Домой идти не хотелось: опять родители будут приставать с разговорами, требовать ответа, ругаться. Она решила сходить к Любе. Медленно, боком, борясь со встречным ветром, пошла она по скользкой накатанной дороге и вскоре остановилась возле клуба, серого кирпичного здания с колоннами. У ярко освещённых пустых щитов "Сегодня" и "Скоро" крутило позёмку. Беспородная дворняжка стояла у стены, зябко поднимая то одну лапу то другую. Танька поманила её, и собака подбежала к ней с выражением страдания и скорби на заиндевелой морде. "Заведу-ка её в подъезд", — решила Танька и, поманивая собаку, торопливо пошла к ближайшему двухэтажному дому. Она запустила собаку в подъезд, тёмный и глухой, как пещера, по зато тёплый и пахнувший жильём, и, довольная, отправилась к Любе. Пройдя несколько шагов, она обернулась — какое-то чёрное пятно маячило в ночной мути. Танька прибавила шагу, но пятно не отставало, — теперь было ясно, что её нагоняет человек. Танька бросилась было бежать, но человек окликнул её по имени, и она остановилась. Это был Игорь. Его лицо было красно и мокро от метели, воротник армейского полушубка закуржавился.

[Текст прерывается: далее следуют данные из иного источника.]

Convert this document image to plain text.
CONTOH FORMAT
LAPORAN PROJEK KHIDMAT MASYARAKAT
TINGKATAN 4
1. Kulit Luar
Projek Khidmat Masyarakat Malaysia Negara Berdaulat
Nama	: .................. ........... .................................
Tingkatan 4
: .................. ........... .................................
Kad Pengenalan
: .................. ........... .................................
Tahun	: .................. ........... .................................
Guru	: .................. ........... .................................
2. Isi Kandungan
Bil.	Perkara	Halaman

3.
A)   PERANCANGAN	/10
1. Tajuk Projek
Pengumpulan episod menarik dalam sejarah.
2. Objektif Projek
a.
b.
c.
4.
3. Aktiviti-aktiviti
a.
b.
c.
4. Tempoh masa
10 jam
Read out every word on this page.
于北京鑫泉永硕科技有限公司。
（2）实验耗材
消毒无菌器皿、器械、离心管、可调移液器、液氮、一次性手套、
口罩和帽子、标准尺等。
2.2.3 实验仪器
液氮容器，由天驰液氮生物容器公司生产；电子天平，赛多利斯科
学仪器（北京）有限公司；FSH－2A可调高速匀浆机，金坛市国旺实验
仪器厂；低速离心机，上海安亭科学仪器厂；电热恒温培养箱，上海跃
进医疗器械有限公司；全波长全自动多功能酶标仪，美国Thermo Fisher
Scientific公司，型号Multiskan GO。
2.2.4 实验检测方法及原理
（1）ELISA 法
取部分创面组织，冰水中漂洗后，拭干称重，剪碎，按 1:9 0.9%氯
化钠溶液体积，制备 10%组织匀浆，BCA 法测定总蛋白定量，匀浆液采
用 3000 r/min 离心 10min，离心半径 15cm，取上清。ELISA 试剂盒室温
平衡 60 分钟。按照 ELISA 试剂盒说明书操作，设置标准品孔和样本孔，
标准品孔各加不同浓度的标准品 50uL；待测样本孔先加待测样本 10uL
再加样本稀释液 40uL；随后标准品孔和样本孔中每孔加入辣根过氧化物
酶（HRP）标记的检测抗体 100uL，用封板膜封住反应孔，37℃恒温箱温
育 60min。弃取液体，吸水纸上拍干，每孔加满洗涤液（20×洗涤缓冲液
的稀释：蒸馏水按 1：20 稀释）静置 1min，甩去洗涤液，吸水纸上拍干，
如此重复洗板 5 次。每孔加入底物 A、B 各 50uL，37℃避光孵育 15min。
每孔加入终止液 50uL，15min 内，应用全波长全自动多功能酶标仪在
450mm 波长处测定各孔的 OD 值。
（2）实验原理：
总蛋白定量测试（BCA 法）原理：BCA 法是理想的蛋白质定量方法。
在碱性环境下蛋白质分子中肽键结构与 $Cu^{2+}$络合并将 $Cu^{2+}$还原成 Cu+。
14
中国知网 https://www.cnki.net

— Ну, чего гнался? — грубо спросила Танька.
Игорь тиранул под носом своим здоровенным кулачишем и ощерился в улыбке.
— А че, напугалась?
— Как шатун, бродишь. Не спится?
— Ага, — кивнул он и снова вытер под носом. — Простыл я, Таня.
— Дома надо сидеть, раз простыл.
Он странно хмыкнул, развёл руками.
— Ваську жду.
— Пойду, — пересилив дрожь, сказала Танька.
— К Любе? — Игорь сильно потёр ладонь об ладонь и вздохнул. — А я как?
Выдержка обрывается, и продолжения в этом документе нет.